A despedida ocorreu um dia após manifestações promovidas por familiares e moradores da comunidade, que contestam a versão apresentada pela Polícia Militar sobre as circunstâncias da morte de Leonardo. Durante o enterro, os presentes voltaram a cobrar uma investigação rigorosa e transparente para esclarecer o caso.

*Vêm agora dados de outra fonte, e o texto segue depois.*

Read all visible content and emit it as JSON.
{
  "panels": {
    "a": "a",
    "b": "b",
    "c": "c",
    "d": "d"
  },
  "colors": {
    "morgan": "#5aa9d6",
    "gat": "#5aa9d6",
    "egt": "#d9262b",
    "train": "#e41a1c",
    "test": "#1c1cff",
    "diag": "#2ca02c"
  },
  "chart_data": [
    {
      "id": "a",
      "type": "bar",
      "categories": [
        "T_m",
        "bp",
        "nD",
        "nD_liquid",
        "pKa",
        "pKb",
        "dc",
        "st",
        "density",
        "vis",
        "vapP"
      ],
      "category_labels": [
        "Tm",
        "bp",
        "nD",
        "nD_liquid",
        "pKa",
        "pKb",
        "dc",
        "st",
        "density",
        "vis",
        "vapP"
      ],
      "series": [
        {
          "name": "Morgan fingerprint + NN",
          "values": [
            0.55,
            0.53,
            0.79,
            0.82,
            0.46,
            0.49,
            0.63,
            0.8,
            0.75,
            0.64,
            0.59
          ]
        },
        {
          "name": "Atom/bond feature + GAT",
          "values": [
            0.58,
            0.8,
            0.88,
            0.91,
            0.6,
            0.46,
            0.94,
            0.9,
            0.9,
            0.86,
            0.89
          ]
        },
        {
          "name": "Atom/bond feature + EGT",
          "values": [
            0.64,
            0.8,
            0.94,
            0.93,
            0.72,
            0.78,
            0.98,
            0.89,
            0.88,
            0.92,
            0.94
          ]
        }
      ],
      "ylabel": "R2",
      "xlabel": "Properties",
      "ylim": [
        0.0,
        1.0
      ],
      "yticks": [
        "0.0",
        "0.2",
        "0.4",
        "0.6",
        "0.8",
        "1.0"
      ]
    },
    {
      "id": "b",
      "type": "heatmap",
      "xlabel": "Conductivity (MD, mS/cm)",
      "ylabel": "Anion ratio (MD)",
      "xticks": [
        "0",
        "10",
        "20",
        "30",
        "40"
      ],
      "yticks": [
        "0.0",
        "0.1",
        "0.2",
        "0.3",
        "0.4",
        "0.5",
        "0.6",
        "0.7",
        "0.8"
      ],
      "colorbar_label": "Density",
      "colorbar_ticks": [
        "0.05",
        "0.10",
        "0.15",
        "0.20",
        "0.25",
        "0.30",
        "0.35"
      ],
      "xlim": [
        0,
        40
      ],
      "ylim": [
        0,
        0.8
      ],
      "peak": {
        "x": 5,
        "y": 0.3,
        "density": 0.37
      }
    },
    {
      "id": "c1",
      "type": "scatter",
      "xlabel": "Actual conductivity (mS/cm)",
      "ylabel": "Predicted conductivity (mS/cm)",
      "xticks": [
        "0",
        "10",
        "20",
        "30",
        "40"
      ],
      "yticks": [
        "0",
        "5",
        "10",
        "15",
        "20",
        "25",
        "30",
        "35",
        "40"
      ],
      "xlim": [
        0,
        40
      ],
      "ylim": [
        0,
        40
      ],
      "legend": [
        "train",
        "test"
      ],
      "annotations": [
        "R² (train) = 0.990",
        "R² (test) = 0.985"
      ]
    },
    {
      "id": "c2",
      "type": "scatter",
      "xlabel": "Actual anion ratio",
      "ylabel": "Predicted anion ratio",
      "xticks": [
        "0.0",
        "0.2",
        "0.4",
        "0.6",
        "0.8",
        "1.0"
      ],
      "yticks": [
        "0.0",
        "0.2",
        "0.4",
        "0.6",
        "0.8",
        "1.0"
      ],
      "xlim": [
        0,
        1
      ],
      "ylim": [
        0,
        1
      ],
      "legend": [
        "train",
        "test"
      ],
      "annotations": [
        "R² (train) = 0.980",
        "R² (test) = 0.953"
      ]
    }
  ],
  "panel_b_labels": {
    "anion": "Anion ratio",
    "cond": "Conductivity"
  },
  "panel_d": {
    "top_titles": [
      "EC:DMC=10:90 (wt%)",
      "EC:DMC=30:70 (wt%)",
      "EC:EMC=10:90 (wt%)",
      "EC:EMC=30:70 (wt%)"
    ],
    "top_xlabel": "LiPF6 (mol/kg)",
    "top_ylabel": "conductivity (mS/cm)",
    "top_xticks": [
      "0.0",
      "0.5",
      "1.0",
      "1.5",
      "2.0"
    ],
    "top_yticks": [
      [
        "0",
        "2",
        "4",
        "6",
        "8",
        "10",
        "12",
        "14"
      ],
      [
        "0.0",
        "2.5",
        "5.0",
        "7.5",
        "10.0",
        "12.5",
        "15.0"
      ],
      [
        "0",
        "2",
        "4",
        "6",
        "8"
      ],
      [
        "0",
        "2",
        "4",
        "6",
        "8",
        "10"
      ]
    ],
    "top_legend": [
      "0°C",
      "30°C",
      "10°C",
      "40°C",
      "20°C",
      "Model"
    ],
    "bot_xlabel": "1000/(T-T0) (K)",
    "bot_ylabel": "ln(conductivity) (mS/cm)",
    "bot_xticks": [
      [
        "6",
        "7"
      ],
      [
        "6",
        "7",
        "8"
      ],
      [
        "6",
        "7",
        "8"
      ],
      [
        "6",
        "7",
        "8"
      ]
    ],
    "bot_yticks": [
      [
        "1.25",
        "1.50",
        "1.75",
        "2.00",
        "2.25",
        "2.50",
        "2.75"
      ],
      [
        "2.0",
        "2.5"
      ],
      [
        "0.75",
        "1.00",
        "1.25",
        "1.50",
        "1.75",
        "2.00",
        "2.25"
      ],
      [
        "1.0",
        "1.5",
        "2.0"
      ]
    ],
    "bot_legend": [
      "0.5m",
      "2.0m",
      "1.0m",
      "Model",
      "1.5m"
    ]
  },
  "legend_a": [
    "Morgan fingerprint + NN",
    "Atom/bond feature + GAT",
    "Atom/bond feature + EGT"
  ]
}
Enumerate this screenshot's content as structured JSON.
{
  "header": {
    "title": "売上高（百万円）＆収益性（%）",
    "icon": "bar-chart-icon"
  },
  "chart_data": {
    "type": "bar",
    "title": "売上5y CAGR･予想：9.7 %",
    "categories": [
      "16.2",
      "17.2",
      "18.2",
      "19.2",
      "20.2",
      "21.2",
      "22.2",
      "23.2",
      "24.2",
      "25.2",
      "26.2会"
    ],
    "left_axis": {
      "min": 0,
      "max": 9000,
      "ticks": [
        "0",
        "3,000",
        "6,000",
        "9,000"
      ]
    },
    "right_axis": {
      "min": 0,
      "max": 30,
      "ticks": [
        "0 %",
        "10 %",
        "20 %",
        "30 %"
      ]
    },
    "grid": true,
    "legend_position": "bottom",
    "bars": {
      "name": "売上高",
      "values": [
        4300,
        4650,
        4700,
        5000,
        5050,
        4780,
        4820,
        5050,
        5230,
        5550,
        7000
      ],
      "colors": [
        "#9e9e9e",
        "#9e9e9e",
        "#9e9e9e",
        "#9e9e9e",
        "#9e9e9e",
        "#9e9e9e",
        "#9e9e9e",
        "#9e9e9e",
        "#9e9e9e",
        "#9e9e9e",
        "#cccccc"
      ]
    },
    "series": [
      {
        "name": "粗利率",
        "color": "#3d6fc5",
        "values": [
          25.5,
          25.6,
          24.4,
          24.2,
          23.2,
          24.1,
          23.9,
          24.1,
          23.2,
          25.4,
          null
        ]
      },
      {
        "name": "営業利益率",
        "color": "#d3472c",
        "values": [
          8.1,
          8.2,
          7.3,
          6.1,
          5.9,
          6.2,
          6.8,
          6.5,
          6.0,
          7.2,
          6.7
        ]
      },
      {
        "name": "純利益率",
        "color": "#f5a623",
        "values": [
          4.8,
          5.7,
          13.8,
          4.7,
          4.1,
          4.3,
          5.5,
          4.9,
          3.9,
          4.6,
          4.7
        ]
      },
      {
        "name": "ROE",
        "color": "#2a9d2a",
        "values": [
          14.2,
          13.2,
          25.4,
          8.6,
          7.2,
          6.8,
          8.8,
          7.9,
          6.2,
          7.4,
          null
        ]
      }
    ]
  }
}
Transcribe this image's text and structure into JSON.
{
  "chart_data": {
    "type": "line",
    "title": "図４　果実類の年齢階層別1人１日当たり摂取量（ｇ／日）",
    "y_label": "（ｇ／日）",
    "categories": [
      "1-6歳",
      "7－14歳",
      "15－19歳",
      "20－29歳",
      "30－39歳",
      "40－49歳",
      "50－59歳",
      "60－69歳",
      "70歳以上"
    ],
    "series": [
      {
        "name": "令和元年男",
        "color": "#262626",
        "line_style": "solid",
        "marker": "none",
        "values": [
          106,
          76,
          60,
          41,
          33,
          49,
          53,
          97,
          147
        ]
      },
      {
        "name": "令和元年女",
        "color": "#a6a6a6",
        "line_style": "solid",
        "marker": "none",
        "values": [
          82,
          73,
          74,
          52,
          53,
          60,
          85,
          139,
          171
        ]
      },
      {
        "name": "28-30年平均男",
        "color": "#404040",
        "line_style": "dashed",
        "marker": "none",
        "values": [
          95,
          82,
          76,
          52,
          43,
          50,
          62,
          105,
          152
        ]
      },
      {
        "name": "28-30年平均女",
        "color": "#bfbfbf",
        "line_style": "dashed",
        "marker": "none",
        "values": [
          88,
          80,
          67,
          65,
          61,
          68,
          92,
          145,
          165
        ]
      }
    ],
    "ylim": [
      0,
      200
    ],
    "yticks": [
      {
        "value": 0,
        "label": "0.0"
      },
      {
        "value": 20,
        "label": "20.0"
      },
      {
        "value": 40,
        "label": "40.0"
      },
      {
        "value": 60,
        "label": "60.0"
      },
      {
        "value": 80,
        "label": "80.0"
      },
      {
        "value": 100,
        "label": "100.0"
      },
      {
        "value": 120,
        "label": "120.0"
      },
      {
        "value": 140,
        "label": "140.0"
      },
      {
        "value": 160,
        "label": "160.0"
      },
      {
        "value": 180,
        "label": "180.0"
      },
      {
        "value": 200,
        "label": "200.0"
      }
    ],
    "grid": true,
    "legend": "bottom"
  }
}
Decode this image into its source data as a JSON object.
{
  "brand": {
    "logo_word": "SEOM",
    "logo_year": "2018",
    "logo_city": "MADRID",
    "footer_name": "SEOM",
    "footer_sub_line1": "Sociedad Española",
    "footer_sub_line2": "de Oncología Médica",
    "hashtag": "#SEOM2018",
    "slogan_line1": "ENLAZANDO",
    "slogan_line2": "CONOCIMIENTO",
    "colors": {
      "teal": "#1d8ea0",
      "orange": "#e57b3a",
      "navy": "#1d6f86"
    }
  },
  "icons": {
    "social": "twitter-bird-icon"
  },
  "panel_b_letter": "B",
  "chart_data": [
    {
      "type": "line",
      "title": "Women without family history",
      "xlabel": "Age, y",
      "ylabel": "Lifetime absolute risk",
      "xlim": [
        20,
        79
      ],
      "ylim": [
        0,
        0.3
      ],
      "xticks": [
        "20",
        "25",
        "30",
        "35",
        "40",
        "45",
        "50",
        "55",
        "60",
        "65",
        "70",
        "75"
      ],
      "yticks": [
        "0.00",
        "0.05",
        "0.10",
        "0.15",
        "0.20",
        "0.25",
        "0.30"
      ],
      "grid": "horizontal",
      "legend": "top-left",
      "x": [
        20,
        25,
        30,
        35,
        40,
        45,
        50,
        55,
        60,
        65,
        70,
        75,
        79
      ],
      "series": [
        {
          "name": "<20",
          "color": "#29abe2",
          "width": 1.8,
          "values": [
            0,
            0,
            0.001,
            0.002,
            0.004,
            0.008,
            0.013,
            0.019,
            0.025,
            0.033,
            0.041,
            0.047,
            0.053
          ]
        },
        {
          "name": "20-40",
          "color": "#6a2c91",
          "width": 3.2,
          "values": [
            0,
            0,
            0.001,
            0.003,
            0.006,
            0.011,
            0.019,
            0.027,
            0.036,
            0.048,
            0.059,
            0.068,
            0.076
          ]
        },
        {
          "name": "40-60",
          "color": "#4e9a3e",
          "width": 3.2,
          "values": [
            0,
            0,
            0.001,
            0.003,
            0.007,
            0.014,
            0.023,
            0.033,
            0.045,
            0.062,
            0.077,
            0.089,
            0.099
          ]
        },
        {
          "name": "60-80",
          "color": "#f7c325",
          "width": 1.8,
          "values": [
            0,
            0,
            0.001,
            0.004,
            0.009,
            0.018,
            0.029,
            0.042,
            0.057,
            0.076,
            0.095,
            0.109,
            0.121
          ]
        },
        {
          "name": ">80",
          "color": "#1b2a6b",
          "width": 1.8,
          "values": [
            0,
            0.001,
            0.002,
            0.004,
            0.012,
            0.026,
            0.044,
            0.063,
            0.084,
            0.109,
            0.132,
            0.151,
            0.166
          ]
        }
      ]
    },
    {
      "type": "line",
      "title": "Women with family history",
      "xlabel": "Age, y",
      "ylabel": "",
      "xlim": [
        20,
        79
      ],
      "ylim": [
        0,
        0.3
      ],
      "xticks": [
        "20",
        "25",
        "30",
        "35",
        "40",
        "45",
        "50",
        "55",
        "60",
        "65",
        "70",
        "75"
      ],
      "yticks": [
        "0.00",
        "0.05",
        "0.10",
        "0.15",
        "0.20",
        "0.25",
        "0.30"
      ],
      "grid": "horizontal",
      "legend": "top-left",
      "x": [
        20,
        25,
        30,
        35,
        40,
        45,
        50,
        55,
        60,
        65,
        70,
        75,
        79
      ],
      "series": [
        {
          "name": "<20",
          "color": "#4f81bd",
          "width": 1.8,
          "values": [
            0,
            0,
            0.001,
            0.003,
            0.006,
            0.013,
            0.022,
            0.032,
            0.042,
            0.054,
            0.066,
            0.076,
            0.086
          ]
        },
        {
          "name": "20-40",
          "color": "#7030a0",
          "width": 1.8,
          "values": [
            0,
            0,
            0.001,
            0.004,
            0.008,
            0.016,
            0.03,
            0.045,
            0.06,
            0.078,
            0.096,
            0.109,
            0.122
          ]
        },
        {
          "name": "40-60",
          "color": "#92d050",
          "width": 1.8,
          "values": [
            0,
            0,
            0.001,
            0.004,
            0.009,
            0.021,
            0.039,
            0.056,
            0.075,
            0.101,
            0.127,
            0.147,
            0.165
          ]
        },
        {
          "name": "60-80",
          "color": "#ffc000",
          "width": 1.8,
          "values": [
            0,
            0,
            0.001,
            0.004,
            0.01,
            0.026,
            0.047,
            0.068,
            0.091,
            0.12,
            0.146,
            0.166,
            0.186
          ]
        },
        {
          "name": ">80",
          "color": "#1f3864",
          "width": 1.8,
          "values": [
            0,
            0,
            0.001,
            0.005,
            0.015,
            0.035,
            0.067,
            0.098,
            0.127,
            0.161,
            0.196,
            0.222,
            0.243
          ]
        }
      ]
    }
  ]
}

Leonardo era bastante conhecido no bairro pelo trabalho como empreendedor. De acordo com familiares, ele iniciou a trajetória vendendo lanches em uma bicicleta, depois passou a utilizar uma motocicleta para atender os clientes e, posteriormente, conseguiu inaugurar o próprio estabelecimento comercial, batizado de Leo Lanches, tornando-se uma figura popular na região.
A família rejeita a versão divulgada pela Polícia Militar de que a morte ocorreu durante um confronto. Em entrevista concedida na sexta-feira (24), Tatiana Gil Lima, irmã da vítima, afirmou que presenciou parte da ocorrência e contestou a narrativa oficial, sustentando que Leonardo não teria reagido à abordagem. O caso segue sendo alvo de questionamentos por parte de parentes e moradores, que pedem a responsabilização dos envolvidos caso sejam constatadas irregularidades.
A morte de Léo Lanches provocou grande repercussão em Salvador, especialmente em São Cristóvão, onde ele era reconhecido pelo trabalho e pelo relacionamento com a comunidade. Nas manifestações e no sepultamento, amigos e vizinhos destacaram sua trajetória como trabalhador e defenderam que todos os fatos sejam esclarecidos pelas autoridades competentes.